Negara Korea Selatan dalam pengolahan sampah dengan menerapkan Volume-Based Waste Fee (VBWF) yaitu jika membuang sampah harus membayar berdasarkan ukuran volume.
Jenis dan Waktu Urai Sampah
Sampah yang dihasilkan di masyarakat terdiri dari beberapa jenis yaitu sampah organik, sampah anorganik, sampah Bahan Berbahaya dan Beracun (B3) dan sampah residu.
Sampah organik merupakan sampah yang mudah terurai dan busuk di tanah seperti makanan, daun, ranting pohon. Sampah anorganik adalah sampah yang sulit terurai di tanah atau membutuhkan waktu yang lama untuk terurainya seperti sampah plastik, kaleng dan kertas.
Sampah B3 merupakan sampah yang membahayakan manusia, hewan dan lingkungan seperti sampah kaca, kemasan detergen, pembasmi serangga. Sampah residu merupakan jenis sampah yang diluar dari semua jenis sampah di atas seperti popok bekas, bekas permen karet, puntung rokok.
Berdasarkan data Kementerian Lingkungan Hidup dan Kehutanan (KLHK) komposisi jenis sampah yang dihasilkan dari yang paling banyak adalah sisa makanan, kayu/ranting/daun, kertas/karton, plastik, kain, kaca, logam dan jenis lainnya. Sampah anorganik termasuk dalam penyumbang sampah yang banyak juga.
Setiap jenis sampah mempunyai waktu yang berbeda-beda untuk dapat terurai dalam tanah. Jenis sampah yang mempunyai waktu urai orde minggu-bulan seperti kertas (2-5 bulan), kulit buah (6 bulan), kardus (5 bulan), tisu (2-4 minggu), kotak susu (2 bulan), Koran (6 bulan).
Jenis sampah yang mempunyai waktu urai orde tahun-puluhan tahun seperti filter rokok, kantong plastik (10-12 tahun), kaus kaki (1-5 tahun), gelas plastik (50 tahun), benda kulit (25-40 tahun), kain nilon, jaring ikan (30-40 tahun), almunium foil (80-100 tahun).

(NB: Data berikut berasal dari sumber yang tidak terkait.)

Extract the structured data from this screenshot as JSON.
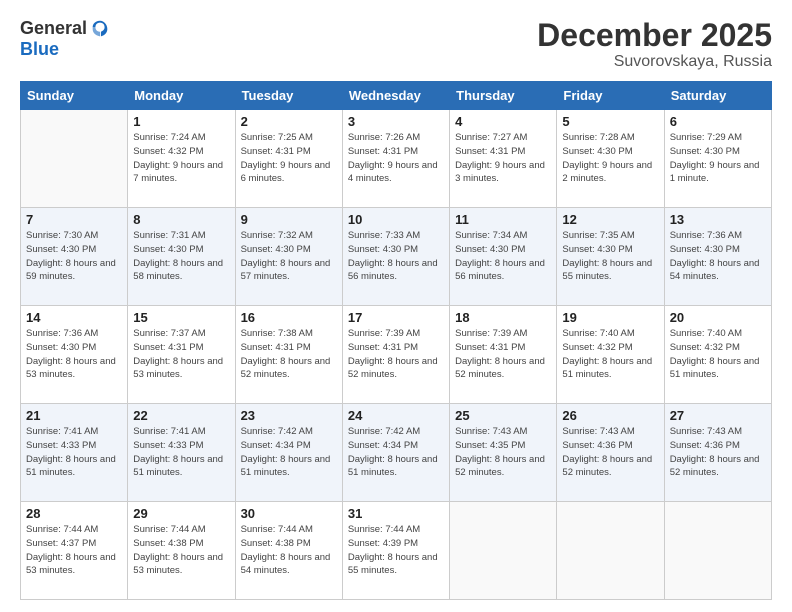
{
  "header": {
    "logo": {
      "line1": "General",
      "line2": "Blue"
    },
    "title": "December 2025",
    "location": "Suvorovskaya, Russia"
  },
  "calendar": {
    "weekdays": [
      "Sunday",
      "Monday",
      "Tuesday",
      "Wednesday",
      "Thursday",
      "Friday",
      "Saturday"
    ],
    "weeks": [
      [
        {
          "day": "",
          "empty": true
        },
        {
          "day": "1",
          "sunrise": "7:24 AM",
          "sunset": "4:32 PM",
          "daylight": "9 hours and 7 minutes."
        },
        {
          "day": "2",
          "sunrise": "7:25 AM",
          "sunset": "4:31 PM",
          "daylight": "9 hours and 6 minutes."
        },
        {
          "day": "3",
          "sunrise": "7:26 AM",
          "sunset": "4:31 PM",
          "daylight": "9 hours and 4 minutes."
        },
        {
          "day": "4",
          "sunrise": "7:27 AM",
          "sunset": "4:31 PM",
          "daylight": "9 hours and 3 minutes."
        },
        {
          "day": "5",
          "sunrise": "7:28 AM",
          "sunset": "4:30 PM",
          "daylight": "9 hours and 2 minutes."
        },
        {
          "day": "6",
          "sunrise": "7:29 AM",
          "sunset": "4:30 PM",
          "daylight": "9 hours and 1 minute."
        }
      ],
      [
        {
          "day": "7",
          "sunrise": "7:30 AM",
          "sunset": "4:30 PM",
          "daylight": "8 hours and 59 minutes."
        },
        {
          "day": "8",
          "sunrise": "7:31 AM",
          "sunset": "4:30 PM",
          "daylight": "8 hours and 58 minutes."
        },
        {
          "day": "9",
          "sunrise": "7:32 AM",
          "sunset": "4:30 PM",
          "daylight": "8 hours and 57 minutes."
        },
        {
          "day": "10",
          "sunrise": "7:33 AM",
          "sunset": "4:30 PM",
          "daylight": "8 hours and 56 minutes."
        },
        {
          "day": "11",
          "sunrise": "7:34 AM",
          "sunset": "4:30 PM",
          "daylight": "8 hours and 56 minutes."
        },
        {
          "day": "12",
          "sunrise": "7:35 AM",
          "sunset": "4:30 PM",
          "daylight": "8 hours and 55 minutes."
        },
        {
          "day": "13",
          "sunrise": "7:36 AM",
          "sunset": "4:30 PM",
          "daylight": "8 hours and 54 minutes."
        }
      ],
      [
        {
          "day": "14",
          "sunrise": "7:36 AM",
          "sunset": "4:30 PM",
          "daylight": "8 hours and 53 minutes."
        },
        {
          "day": "15",
          "sunrise": "7:37 AM",
          "sunset": "4:31 PM",
          "daylight": "8 hours and 53 minutes."
        },
        {
          "day": "16",
          "sunrise": "7:38 AM",
          "sunset": "4:31 PM",
          "daylight": "8 hours and 52 minutes."
        },
        {
          "day": "17",
          "sunrise": "7:39 AM",
          "sunset": "4:31 PM",
          "daylight": "8 hours and 52 minutes."
        },
        {
          "day": "18",
          "sunrise": "7:39 AM",
          "sunset": "4:31 PM",
          "daylight": "8 hours and 52 minutes."
        },
        {
          "day": "19",
          "sunrise": "7:40 AM",
          "sunset": "4:32 PM",
          "daylight": "8 hours and 51 minutes."
        },
        {
          "day": "20",
          "sunrise": "7:40 AM",
          "sunset": "4:32 PM",
          "daylight": "8 hours and 51 minutes."
        }
      ],
      [
        {
          "day": "21",
          "sunrise": "7:41 AM",
          "sunset": "4:33 PM",
          "daylight": "8 hours and 51 minutes."
        },
        {
          "day": "22",
          "sunrise": "7:41 AM",
          "sunset": "4:33 PM",
          "daylight": "8 hours and 51 minutes."
        },
        {
          "day": "23",
          "sunrise": "7:42 AM",
          "sunset": "4:34 PM",
          "daylight": "8 hours and 51 minutes."
        },
        {
          "day": "24",
          "sunrise": "7:42 AM",
          "sunset": "4:34 PM",
          "daylight": "8 hours and 51 minutes."
        },
        {
          "day": "25",
          "sunrise": "7:43 AM",
          "sunset": "4:35 PM",
          "daylight": "8 hours and 52 minutes."
        },
        {
          "day": "26",
          "sunrise": "7:43 AM",
          "sunset": "4:36 PM",
          "daylight": "8 hours and 52 minutes."
        },
        {
          "day": "27",
          "sunrise": "7:43 AM",
          "sunset": "4:36 PM",
          "daylight": "8 hours and 52 minutes."
        }
      ],
      [
        {
          "day": "28",
          "sunrise": "7:44 AM",
          "sunset": "4:37 PM",
          "daylight": "8 hours and 53 minutes."
        },
        {
          "day": "29",
          "sunrise": "7:44 AM",
          "sunset": "4:38 PM",
          "daylight": "8 hours and 53 minutes."
        },
        {
          "day": "30",
          "sunrise": "7:44 AM",
          "sunset": "4:38 PM",
          "daylight": "8 hours and 54 minutes."
        },
        {
          "day": "31",
          "sunrise": "7:44 AM",
          "sunset": "4:39 PM",
          "daylight": "8 hours and 55 minutes."
        },
        {
          "day": "",
          "empty": true
        },
        {
          "day": "",
          "empty": true
        },
        {
          "day": "",
          "empty": true
        }
      ]
    ]
  }
}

Jenis sampah yang mempunyai waktu urai yang sangat lama seperti baterai (100 tahun), plastik (200-1000 tahun), botol kaca (1 juta tahun), popok, pembalut wanita (450 tahun), ban bekas (2000 tahun), tinta printer (450-1000 tahun), sedotan plastik (200 tahun), kaleng minuman (200 tahun). Ada pula sampah yang tidak terurai di tanah seperti stryrofoam.
Pengelolaan sampah
Tahapan dalam pengelolaan sampah dimulai dari pengumpulan, pengangkutan, dan pengolahan. Dalam pengolahannya dapat dilakukan dengan prinsip 4R yaitu mengurangi, menggunakan kembali, mendaur ulang dan mengganti (reduce, reuse, recycle dan replace).

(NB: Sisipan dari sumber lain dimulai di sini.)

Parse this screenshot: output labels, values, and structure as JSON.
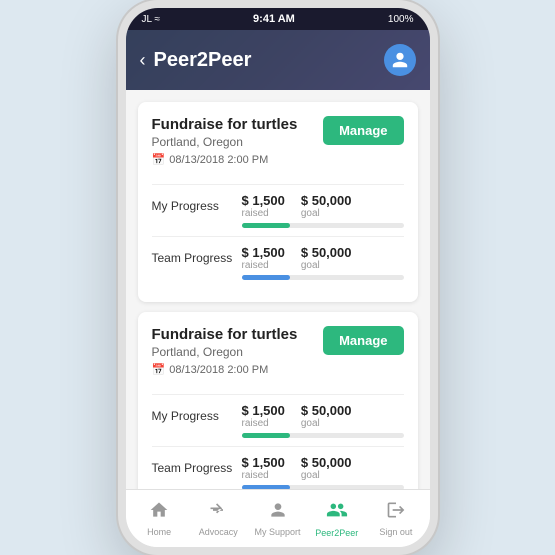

Upaya awal dalam pengelolaan sampah secara terpadu dengan pemilahan sampah yang dilakukan mulai dari sumber penghasil sampah.
Pengelolaan sampah dapat dimulai dari rumah kita masing-masing dengan memisahkan sampah sesuai jenisnya, melakukan zero waste, membuat pupuk organik, membersihkan tempat sampah setiap hari, melakukan daur ulang sampah anorganik.
Marilah kita memulai dari rumah kita sendiri untuk melakukan 4R terhadap sampah yang kita hasilkan. Mari kita selamatkan dunia dari tumpukan sampah.